ポケットの中で、冷たい金属の感触が確かな重みを持つ。彼の部屋の合鍵。そして、脳裏に焼き付いて離れない、熱に浮かされ、普段の彼からは想像もつかないほど弱々しい姿。額に触れた時の、驚くほどの熱さ。私が来たことに気づいた瞬間の、彼の潤んだ瞳……。そして、別れ際に、私が自分から口走ってしまった言葉。
『……明日も、……朝、少しだけ、様子を見に来ても……いい?』
なぜ、あんなことを言ってしまったのだろう。心配だったのは確かだ。けれど、それはあまりにも踏み込みすぎた提案ではなかったか。彼に、重荷だと思われていないだろうか。合鍵まで預かってしまった手前、もう後には引けない。
「ただいま……」
掠れた声で呟き、リビングへと向かう。ドアを開けると、温かな料理の匂いと共に、いつもの家族の光景が広がっていた。父が新聞を読み、母がキッチンで夕食の最後の仕上げをし、テーブルでは妹の朱里がスマホをいじりながら私を待っていた。私の姿を認めると、朱里はスマホから顔を上げ、探るような、少し意地悪そうな光を含んだ瞳を向けた。
「あ、おかえり、お姉ちゃん。……で? 例の二宮くん、大丈夫そうだった?」
「朱里……」
いきなりの核心を突く質問に、私は思わず眉をひそめる。彼氏、という直接的な言葉こそ避けているものの、その口調には隠しきれない好奇心とからかいの色が滲んでいる。
「……別に、あんたに関係ないでしょ」
ぶっきらぼうに返し、席に着く。顔が熱い。彼のことを話すだけで、こんなにも意識してしまう自分が嫌になる。
「まあまあ、朱里。澄香も疲れてるんだから」
と、キッチンから母が声をかける。
「でも、心配だったのよ、お母さんも。熱、まだ高かったんでしょう?」
母の視線も、やはり私に注がれている。この家では、私の秘密などすぐに共有されてしまうのだ。

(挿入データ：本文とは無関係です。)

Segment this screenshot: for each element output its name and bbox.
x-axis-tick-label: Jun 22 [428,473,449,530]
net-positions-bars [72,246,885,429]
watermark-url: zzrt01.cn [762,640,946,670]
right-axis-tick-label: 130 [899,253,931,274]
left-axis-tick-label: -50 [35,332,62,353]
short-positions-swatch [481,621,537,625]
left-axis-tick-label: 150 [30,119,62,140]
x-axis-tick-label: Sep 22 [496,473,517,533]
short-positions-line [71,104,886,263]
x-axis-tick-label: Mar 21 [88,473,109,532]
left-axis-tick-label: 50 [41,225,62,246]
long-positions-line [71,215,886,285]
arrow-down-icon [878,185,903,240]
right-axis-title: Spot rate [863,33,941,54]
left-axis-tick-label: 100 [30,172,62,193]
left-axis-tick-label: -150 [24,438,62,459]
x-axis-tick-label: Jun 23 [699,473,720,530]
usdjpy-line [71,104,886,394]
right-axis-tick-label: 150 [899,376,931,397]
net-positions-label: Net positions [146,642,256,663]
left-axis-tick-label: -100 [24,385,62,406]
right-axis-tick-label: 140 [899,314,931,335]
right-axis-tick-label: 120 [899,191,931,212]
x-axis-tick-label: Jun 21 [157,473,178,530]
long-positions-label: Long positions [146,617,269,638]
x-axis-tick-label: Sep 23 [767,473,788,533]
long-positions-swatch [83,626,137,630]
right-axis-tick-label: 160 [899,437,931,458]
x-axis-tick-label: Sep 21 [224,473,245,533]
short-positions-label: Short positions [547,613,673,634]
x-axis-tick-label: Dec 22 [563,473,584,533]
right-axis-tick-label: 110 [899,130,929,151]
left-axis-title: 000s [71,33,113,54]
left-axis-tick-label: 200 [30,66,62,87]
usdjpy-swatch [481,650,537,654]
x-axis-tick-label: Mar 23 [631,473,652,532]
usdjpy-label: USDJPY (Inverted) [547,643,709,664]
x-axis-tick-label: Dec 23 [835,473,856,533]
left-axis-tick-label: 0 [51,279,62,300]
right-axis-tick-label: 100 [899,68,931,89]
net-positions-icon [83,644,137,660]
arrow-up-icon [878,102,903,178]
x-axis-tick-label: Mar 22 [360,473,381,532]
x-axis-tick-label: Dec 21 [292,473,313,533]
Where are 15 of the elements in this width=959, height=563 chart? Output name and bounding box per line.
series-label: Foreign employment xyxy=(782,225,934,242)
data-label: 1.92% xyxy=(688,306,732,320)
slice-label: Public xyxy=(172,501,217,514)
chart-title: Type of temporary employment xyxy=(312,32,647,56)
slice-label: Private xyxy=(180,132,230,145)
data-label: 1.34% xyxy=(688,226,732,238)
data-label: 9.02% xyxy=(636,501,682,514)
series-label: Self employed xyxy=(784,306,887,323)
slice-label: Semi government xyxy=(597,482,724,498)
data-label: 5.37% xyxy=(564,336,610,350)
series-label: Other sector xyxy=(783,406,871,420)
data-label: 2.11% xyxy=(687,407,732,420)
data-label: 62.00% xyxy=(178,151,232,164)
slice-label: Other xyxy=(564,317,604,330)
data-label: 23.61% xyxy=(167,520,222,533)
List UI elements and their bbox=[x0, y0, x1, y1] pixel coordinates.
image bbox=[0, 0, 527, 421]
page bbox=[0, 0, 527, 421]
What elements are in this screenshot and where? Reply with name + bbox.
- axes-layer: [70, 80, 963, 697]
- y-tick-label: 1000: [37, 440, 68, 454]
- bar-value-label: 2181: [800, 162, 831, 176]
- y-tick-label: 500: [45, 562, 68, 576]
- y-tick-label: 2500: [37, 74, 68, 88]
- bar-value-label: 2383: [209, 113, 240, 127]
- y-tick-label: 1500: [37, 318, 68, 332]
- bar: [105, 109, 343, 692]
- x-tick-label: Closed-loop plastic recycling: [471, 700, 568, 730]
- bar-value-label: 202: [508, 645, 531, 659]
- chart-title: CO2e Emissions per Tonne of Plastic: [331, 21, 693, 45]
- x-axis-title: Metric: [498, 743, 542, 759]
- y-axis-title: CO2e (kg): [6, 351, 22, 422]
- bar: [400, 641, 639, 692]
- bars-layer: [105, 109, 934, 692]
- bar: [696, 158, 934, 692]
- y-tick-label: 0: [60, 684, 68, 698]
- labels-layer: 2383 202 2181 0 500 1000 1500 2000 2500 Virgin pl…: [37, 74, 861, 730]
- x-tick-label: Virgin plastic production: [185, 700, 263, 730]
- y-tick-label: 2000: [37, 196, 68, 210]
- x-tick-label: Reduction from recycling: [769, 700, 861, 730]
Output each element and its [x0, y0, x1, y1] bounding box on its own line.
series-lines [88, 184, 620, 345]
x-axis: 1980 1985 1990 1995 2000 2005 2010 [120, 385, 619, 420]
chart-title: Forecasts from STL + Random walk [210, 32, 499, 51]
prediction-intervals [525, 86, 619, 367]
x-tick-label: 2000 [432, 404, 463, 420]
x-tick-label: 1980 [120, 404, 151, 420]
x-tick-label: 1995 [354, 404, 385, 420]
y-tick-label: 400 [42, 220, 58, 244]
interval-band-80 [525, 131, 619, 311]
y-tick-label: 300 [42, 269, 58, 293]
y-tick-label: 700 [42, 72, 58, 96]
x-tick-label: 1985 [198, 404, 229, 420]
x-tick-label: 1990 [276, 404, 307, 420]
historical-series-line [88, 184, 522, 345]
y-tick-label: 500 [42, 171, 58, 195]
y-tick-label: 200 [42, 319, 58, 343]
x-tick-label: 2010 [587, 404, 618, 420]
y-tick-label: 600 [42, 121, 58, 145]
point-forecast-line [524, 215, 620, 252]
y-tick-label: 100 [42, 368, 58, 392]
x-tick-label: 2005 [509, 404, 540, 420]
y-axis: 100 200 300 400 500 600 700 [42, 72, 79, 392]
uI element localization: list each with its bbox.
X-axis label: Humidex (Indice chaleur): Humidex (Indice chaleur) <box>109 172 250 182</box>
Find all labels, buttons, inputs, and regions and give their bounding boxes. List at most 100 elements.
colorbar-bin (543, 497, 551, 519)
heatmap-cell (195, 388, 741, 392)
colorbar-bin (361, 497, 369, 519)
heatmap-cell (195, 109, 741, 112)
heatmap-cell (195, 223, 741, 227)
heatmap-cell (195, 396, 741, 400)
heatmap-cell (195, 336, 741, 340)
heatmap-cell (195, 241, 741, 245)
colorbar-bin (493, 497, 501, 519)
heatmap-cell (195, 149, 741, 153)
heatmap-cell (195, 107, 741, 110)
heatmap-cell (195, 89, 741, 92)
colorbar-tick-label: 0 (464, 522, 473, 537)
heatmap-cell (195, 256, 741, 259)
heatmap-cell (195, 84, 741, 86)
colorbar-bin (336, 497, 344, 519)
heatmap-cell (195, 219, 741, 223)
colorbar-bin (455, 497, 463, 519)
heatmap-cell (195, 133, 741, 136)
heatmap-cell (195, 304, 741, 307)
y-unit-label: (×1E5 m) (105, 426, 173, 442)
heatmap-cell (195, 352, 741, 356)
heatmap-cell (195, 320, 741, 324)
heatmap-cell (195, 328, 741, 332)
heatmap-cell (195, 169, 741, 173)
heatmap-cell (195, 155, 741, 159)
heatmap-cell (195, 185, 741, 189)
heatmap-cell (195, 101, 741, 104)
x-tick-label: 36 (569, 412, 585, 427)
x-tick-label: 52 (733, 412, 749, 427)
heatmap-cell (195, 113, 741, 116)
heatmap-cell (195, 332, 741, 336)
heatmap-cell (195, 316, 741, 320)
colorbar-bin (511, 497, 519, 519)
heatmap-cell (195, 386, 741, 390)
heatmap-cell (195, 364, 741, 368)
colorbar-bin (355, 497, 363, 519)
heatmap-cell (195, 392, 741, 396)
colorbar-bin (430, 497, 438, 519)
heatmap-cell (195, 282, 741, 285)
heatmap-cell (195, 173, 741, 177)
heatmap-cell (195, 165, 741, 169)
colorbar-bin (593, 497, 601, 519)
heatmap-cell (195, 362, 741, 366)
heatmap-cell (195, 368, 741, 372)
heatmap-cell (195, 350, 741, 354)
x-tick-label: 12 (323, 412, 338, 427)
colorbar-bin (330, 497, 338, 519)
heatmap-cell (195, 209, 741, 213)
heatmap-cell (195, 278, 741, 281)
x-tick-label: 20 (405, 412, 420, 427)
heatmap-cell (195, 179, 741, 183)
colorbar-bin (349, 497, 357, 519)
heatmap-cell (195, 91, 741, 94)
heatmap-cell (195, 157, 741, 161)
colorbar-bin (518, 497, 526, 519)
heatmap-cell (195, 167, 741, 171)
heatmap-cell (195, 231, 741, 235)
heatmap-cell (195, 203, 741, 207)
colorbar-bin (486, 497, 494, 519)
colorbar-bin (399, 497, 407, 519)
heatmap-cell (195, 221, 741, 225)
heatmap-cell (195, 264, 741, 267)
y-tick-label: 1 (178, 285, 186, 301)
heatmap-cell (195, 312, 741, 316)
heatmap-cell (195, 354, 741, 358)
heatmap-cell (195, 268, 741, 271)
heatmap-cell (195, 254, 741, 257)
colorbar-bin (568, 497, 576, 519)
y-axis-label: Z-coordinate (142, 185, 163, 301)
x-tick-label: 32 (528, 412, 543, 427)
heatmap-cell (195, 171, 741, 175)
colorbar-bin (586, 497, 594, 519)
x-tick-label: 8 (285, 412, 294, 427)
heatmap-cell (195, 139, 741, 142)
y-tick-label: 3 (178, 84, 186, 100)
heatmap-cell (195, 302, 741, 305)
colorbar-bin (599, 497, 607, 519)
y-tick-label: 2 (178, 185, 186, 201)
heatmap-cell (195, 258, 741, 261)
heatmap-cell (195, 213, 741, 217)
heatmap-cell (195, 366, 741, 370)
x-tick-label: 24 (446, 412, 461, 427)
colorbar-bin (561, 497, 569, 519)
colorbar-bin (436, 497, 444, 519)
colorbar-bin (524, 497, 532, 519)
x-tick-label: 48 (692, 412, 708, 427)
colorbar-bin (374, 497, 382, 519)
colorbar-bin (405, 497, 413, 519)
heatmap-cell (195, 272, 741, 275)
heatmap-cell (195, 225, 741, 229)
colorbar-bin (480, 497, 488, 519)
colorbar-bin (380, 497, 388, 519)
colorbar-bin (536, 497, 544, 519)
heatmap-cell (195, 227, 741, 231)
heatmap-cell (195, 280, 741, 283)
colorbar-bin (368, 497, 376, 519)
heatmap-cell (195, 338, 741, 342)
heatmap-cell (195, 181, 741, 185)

「……うん、かなり。……辛そうだった。……とりあえず、薬は飲んだみたいだし、おかゆも少しだけ食べてくれたけど……」
事実だけを、できるだけ淡々と報告しようと努める。けれど、彼の苦しそうな呼吸、熱で潤んだ瞳を思い出すと、声がわずかに震えてしまう。彼の部屋で感じた、静かで孤独な空気。それと対比されるような、目の前の温かい家族の食卓。そのギャップが、胸の奥をちくりと刺す。彼も、誰かに傍にいてほしいと、本当は思っているのかもしれない。
「一人暮らしで高熱は、やっぱり大変よねぇ……。何か、あった時にすぐ頼れる人がいないと……」
母が、しみじみと呟く。
「特に、小さい頃に喘息があったのなら、なおさら心配だわ。熱が引き金になることもあるから……」
その言葉に、私の胸はさらにざわめいた。そうだ、喘息。水曜日に彼が咳き込んでいたこと。そして、彼自身の過去の話。高熱で体力が落ちている今、もし発作が起きたら……? 彼一人で、どう対処するのだろう。
「ふーん? じゃあ、やっぱりお姉ちゃんが明日も様子見に行ってあげないとね。行きたそうな顔してたもん、さっき」
朱里が、軽い口調で、しかし核心に近いことを言ってくる。
「……っ! 見てたの!?」
「まあねー。で、行くんでしょ? 明日も」
図星だった。明日、彼の家に行く。それはもう決まっている。私が、そう言ってしまったのだから。
「……まあ、その……。様子だけ、見てくるつもり」
観念して、小さな声で白状する。
「やっぱりー! 献身的~!」
「違うってば! 心配だから!」
「はいはい、心配ねー」
朱里は全く信じていない様子で肩をすくめる。父も、新聞から顔を上げ、少しだけ訝しげな視線を私に向けているのがわかった。一人暮らしの男子生徒の家に、娘が二日連続で訪ねていく。父親としては、気がかりだろう。
「……澄香」父が、静かに口を開いた。「相手が弱っている時に力になりたいと思う気持ちはわかる。だが、軽率な行動は慎みなさい。何かあれば、必ず私たちに相談するように」
「……わかってる」
父の言葉は重いが、その根底にある心配は理解できた。
「そうよ、澄香」母も続ける。「もし、明日行って、本当に具合が悪そうだったら、絶対に一人で何とかしようとしないで。すぐに連絡してくるのよ。いいわね?」
「……うん」
私は、こくりと頷いた。母の真剣な眼差しが、私の胸の不安をさらに強くする。喘息の発作。もし、本当にそんなことになったら……。
その夜、私はなかなか寝付けなかった。隣の空席を思い、彼の苦しそうな呼吸を思い、そして、明日また彼に会えるという、不安と入り混じった奇妙な期待感に、心臓が落ち着きなく脈打っていた。自分から言い出した手前、行くしかない。でも、行って、もし彼が昨日より悪くなっていたら? 私に、何ができるのだろうか。そんな考えばかりが頭を巡った。